As the seasons turned from Saskatchewan prairie summer to fall and then winter, I came to know more about the resiliency of the people who held on despite the incredible patronizing system that kept the once vibrant community dysfunctional for decades. I can relate to how Halleberg-Campbell photographed both the life-threatening poverty, the trauma and the beauty of the gentle souls in Attawapiskat.

Horses were still part of the treaty agreement on Red Earth 29, and they mostly ran in a herd fending for themselves against wolves and bears. The Cree still rode them, just had to round them up first.

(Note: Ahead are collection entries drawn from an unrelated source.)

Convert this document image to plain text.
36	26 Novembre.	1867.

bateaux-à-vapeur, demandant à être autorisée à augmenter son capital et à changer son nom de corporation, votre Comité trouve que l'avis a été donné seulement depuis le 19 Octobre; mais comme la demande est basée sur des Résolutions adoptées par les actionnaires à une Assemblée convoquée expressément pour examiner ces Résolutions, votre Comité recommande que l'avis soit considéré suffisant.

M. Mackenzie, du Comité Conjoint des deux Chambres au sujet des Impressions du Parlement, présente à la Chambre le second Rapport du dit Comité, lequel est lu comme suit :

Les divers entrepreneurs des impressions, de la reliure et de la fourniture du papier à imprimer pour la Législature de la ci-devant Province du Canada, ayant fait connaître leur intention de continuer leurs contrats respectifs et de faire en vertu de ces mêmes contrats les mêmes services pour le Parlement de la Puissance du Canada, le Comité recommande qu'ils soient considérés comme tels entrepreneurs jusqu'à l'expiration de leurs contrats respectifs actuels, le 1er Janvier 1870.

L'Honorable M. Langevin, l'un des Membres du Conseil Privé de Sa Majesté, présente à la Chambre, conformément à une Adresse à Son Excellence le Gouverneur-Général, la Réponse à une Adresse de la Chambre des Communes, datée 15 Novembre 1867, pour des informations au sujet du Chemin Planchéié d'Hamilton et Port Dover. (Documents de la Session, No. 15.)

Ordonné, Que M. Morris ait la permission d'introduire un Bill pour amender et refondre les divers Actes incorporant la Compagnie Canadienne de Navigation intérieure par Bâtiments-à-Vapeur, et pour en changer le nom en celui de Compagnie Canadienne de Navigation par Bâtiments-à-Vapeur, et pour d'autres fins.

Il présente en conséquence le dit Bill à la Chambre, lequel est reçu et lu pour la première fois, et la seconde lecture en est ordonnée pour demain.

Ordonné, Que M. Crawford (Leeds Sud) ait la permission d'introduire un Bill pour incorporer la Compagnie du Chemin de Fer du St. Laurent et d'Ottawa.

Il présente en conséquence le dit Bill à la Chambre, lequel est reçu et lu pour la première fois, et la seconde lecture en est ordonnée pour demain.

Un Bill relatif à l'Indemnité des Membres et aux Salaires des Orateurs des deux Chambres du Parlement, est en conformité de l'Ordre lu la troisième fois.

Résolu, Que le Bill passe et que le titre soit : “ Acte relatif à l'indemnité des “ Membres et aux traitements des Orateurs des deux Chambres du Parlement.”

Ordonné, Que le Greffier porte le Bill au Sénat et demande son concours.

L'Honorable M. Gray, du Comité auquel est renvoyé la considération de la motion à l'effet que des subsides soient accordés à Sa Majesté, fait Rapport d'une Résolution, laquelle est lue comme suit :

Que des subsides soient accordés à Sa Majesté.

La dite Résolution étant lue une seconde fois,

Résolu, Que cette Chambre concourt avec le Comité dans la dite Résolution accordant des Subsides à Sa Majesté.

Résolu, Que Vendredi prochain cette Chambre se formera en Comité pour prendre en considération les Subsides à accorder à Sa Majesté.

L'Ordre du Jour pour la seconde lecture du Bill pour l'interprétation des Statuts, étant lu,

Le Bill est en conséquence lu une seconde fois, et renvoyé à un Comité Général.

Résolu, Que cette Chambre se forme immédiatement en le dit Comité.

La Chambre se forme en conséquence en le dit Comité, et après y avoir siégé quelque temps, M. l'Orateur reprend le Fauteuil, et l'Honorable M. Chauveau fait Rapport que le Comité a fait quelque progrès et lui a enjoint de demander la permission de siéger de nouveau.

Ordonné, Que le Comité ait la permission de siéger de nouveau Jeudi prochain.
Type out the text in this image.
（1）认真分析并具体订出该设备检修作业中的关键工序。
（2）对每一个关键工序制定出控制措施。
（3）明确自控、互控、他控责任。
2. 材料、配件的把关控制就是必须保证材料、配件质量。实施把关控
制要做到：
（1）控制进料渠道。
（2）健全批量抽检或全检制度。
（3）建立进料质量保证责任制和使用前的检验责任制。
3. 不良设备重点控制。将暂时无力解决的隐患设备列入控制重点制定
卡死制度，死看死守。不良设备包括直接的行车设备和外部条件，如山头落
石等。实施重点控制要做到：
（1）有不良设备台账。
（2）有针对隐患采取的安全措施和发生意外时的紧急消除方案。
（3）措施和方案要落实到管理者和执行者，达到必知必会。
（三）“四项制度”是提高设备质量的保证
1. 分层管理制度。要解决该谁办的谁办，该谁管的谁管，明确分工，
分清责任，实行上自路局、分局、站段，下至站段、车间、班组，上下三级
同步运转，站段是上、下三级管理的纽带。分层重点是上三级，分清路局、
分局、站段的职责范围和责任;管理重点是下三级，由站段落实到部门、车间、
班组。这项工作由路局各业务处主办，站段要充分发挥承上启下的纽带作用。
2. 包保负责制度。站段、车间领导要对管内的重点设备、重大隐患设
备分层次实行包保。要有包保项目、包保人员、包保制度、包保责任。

All those years ago I was shocked at discovering the biggest “secret” in the Canadian family closet. The missionaries of my childhood church had us folding bandages and diapers, collecting school supplies and donations for Africa. Our grannies should have have been knitting and praying for those on the reserve I worked at. I didn’t know third world conditions existed in Canada. Our schools should have told us about contemporary “Indians.” Our treatment of them remains appallingly political and needless to say, less than christian. As a direct result, I became a feminist, an atheist, an activist.
The medium gallery is part of a community economic development project in the Old East area of London, Ontario, where a large percentage of the residents are also struggling with neglect, poverty, mental health, drugs and prostitution. The anti-poverty advocacy group, Life*Spin has spear-headed this new development. Their neighbour, Artisan Bakery, also opened on the same night.